父親は言わずもがなオレは母親のことも嫌いだった。 元々俺達の面倒より父親にばかりの惚気、年のいった母親が学生のような恋愛心を持ったままでいるのは相当見ていて痛々しかったが、本当に嫌いになったのは親父が死んでからだ。
母はどこの誰から、そんなデタラメを吹き込まれたのか、オレに父親の遺産が託されたと信じんていた。
正確には遺産ではなく、遺産ノ隠し場所に通じる『鍵』らしいが、オレは当然そんなモノは知らなかった。
ある時を境に、母はそのことばかりをオレに問い詰めるようになった。 本当に知らないと言っても信じてもらえず、次第に殴られるようにもなった。
オレは幼少の頃から、親父の指示で柔道を習っていたため、ある日抵抗したら、それから母はオレを殴らなくなった。 だが、ついこないだ知ったことだが、今度は母は身体が生まれつき弱い弟を八つ当たりで何度も殴っていたらしい。 それで母親と大喧嘩してから、オレは出来るだけ家にいる時間を避けるようになった。
ラーメン屋から帰る道中。 オレは母とシュウから、着信が入っていたことに履歴を見て気がついた。
メッセージアプリを開くとシュウからのメッセージが届いていた。
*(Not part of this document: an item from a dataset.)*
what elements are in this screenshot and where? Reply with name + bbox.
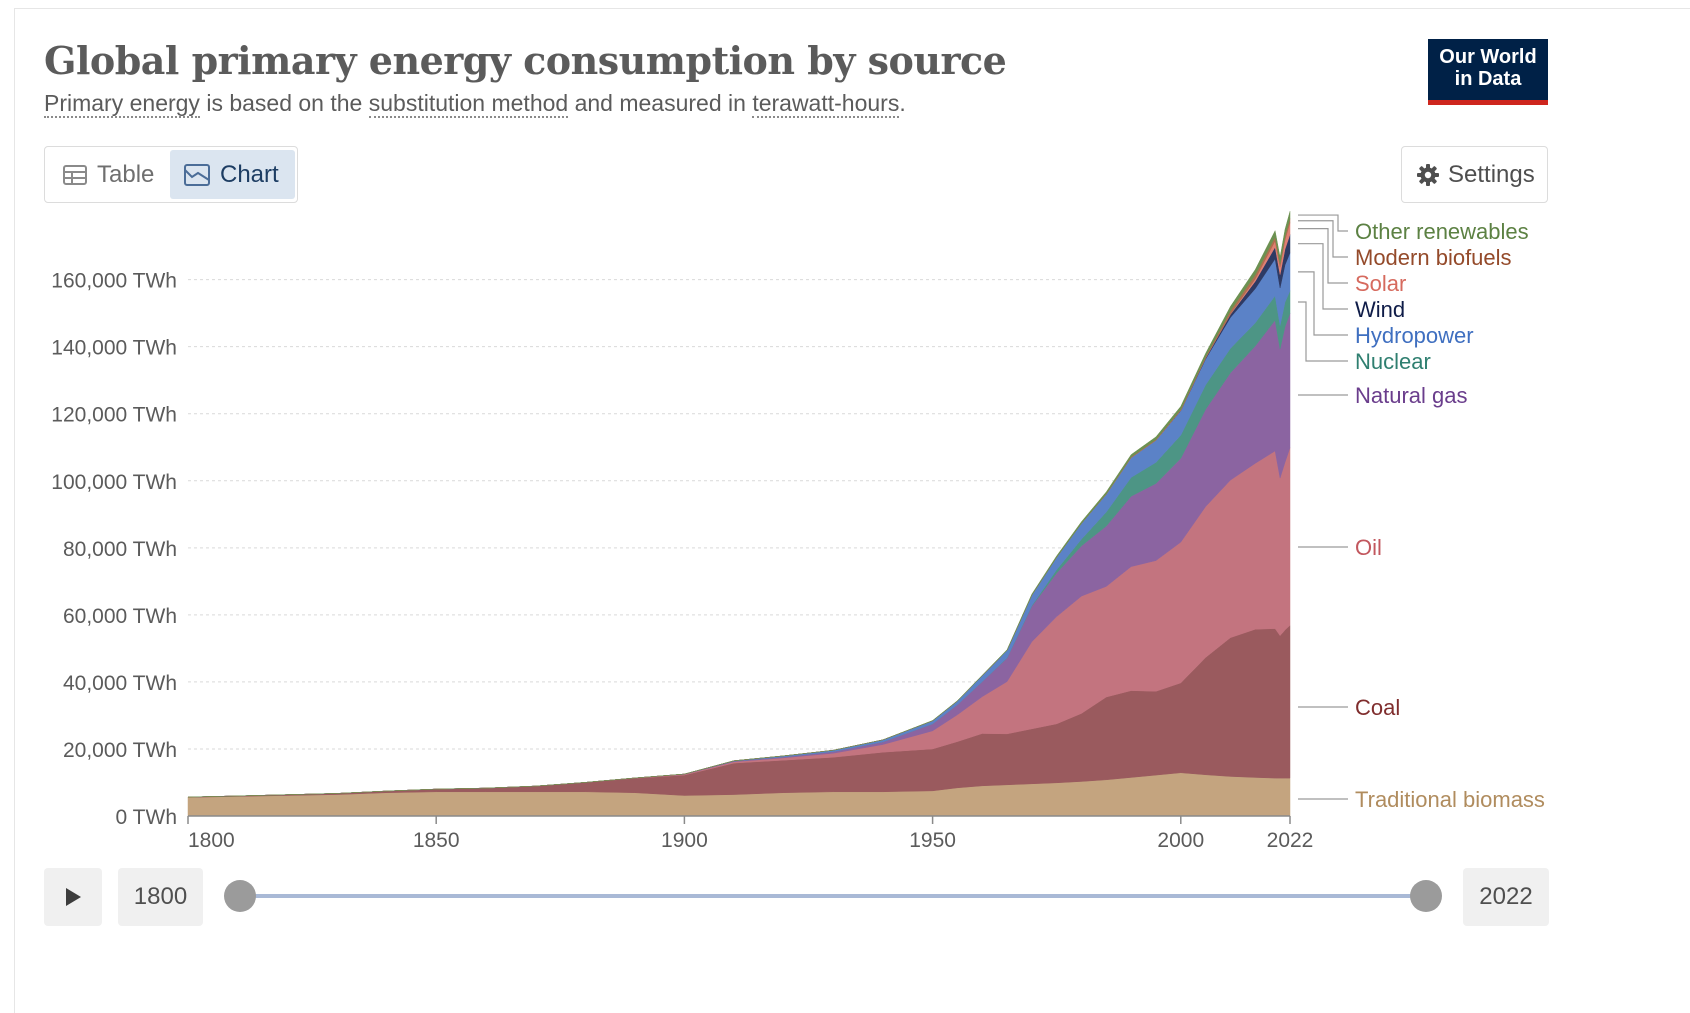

「母さんから話がある、早く帰ってきてと。」
家に帰るとまず洗面所に向かった、手を洗うために出した水の音と、それから鏡をなんとなく見つめ、これからおそらく起こる恒例の厄介事に腹をくくった。
家族会議と言う名目する失った意味もない俺への尋問だ。
そうしてリビングに向かうとそこには、いつもは家族で食事を行うテーブルには、シュウがいた。
弟はオレに顔の右側を隠すように顔を伏せたが、オレはハッキリとシュウの右頬に赤く腫れた跡を見たので、今日の母親の機嫌が最悪だということも理解した。
まだ母は現れない、オレは弟の席の左に座った。顔を背けるシュウにだけ聞こえるように質問した。
「何事だ…? いつものやつか…。」
するとシュウはうつむきながらも首を縦に小さく振り、小声でオレにあるお願いをした。
「兄貴……ついさっき…アイゾウから電話で聞いた…本のこと」
「………!!」
「落ち着いて…!僕も一緒だったんだ。」
動揺するオレの膝に手を置きシュウは落ち着かせると、オレに引き続き小声で言葉を続けた。
「お兄ちゃんには、言えなかったけど…アイゾウには、度々相談していた。 そう…15日から僕も見えてたんだよ…あの女!」
「なんで今まで言わなかったんだ…。」
「お互い様でしょ…それでね…。」
弟は重要なことをオレにお願いするためにこの日初めて、オレの顔を見て話した。
「お母さんには…絶対に喋らないで…。もしあんな奴が知ったら…どうなる? 勝手に死ぬならまだいい、もっと酷いこと…例えば六道ソウスケみたいに…いや…母さんはきっと高額な値段であの本を売りつける…。」
「あぁ……わかってる…オレ達のみたいなやつを増やし続けて、大惨事になる可能性は避けよう。」
「うん…僕たちだけで…この一件は解決するんだ…あっ…ほら来たよ…。」
弟に促されるように階段の方を見るとコツコツと不安定な足音を鳴らし、次第に母はその姿を表した。
母…
顔は血の気の引いた蒼白、手足はやせ細り、動向は不自然に力み開いており、その周りには白い顔とは反してくっきりと黒いクマが出来ていた。ソレは誰の目からも、『なんらかのクスリに溺れた』人間だとわかる姿だった。 それでも未だに逮捕歴がないのは、父親が、随分と界隈でその名を上げて出世してきた殉職した警察官だったからなのか。
不気味で不快極まりないその見た目だが、オレ達兄弟はもうその見た目に着いての違和感も何も無かった。 もう数ヶ月、見た目にくらいは、慣れが来たのだろう。